Pembentukan: Saat membuat jeli, puding, dan permen kenyal, perlu dikombinasikan dengan bahan lain (seperti asam buah dan gula) (dosis 3%-10%).
Penstabil: Ditambahkan ke produk susu (misalnya, yogurt) untuk mencegah stratifikasi (dosis 0,5%-2%).
Digunakan sebagai cangkang kapsul, bahan dasar salep, dll., dan harus digunakan sesuai dengan formula farmasi atau saran medis.
- Metode Penggunaan
- Metode Pelarutan
Rendam dalam air dingin selama 10-15 menit untuk melunakkan, lalu panaskan hingga 40-60°C untuk melarutkannya.
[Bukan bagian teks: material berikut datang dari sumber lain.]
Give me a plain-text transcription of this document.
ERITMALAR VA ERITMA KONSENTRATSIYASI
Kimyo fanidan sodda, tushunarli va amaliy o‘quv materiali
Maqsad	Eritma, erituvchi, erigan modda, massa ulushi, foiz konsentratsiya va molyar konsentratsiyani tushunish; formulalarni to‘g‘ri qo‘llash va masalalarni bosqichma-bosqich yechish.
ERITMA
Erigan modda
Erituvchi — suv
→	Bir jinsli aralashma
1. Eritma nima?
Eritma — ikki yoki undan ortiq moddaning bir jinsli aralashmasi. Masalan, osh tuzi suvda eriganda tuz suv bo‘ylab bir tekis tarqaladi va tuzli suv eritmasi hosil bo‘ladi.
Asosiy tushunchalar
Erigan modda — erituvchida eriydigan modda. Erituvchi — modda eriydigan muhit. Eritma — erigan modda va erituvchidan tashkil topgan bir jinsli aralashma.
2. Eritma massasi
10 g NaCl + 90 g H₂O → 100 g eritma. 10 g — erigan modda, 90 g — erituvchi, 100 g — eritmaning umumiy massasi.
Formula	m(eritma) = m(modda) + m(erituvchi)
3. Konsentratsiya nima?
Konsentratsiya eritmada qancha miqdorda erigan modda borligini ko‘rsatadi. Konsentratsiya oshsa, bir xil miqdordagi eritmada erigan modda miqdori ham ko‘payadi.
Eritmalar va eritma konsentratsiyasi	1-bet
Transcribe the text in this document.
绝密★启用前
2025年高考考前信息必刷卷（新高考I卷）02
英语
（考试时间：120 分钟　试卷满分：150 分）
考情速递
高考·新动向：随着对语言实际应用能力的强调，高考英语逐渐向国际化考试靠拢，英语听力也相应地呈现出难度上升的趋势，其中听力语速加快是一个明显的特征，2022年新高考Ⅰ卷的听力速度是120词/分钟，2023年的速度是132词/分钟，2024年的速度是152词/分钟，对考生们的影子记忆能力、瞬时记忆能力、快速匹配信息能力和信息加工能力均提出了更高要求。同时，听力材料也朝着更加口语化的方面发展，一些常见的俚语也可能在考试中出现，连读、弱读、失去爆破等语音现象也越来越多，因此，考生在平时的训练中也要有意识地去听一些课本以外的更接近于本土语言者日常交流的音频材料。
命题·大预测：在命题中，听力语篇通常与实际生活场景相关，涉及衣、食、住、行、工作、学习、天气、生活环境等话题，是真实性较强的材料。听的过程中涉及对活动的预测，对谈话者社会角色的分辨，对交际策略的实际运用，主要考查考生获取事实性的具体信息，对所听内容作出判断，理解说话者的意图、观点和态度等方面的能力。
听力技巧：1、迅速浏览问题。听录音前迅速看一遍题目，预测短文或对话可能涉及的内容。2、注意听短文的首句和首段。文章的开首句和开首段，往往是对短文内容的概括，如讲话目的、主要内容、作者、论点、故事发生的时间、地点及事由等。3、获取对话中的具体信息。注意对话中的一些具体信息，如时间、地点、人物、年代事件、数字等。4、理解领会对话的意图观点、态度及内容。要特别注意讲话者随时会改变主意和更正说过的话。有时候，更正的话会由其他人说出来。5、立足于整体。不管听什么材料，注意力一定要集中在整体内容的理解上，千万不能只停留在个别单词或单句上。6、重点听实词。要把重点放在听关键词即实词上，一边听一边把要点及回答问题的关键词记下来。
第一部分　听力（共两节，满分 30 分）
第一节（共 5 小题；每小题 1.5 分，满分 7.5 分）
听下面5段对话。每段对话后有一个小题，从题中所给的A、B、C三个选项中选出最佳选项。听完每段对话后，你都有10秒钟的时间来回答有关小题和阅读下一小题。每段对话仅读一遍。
Hindari suhu tinggi langsung untuk mencegah penggumpalan.
Saat mencampur dengan bahan-bahan seperti gula dan asam, urutan penambahannya harus dikontrol (misalnya, asam buah harus ditambahkan setelah gelatin larut).
- Membentuk Kondisi
Larutan tersebut perlu didinginkan (4-10°C) agar mengeras, dan waktunya bervariasi tergantung pada konsentrasi (biasanya 1-4 jam).
- Referensi Dosis
- Kisaran yang Direkomendasikan untuk Makanan
Jeli/Puding: 3%-5% (untuk tekstur kenyal).
Permen kenyal: 5%-10% (kekerasan meningkat seiring dengan konsentrasi).
Produk Susu: 0,5%-1,5% (jumlah yang berlebihan dapat memengaruhi rasa).
- Penggunaan Farmasi
Gelatin medis harus digunakan sesuai dengan standar produksi atau saran medis; jangan mengubah dosis sendiri.
- Tindakan pencegahan
- Risiko Alergi: Beberapa orang sensitif terhadap gelatin yang berasal dari hewan, jadi perhatikan daftar bahan-bahannya.
- Kondisi Penyimpanan: Jauhkan produk yang belum dibuka dari cahaya dan kelembapan; setelah dibuka, tutup rapat dan simpan di lemari pendingin, lalu gunakan sesegera mungkin.
- Hindari Kelebihan: Penambahan yang berlebihan dapat menyebabkan makanan menjadi terlalu keras atau memiliki tekstur lengket.
- Petunjuk Penggunaan Obat: Jika digunakan dalam sediaan farmasi (seperti kapsul), ikuti saran medis dan segera cari pertolongan medis jika terjadi ketidaknyamanan.
Penggunaan gelatin yang dapat dimakan secara wajar dapat meningkatkan tekstur dan stabilitas makanan, tetapi perlu mengikuti proporsi yang tepat untuk memastikan keamanan dan efektivitasnya.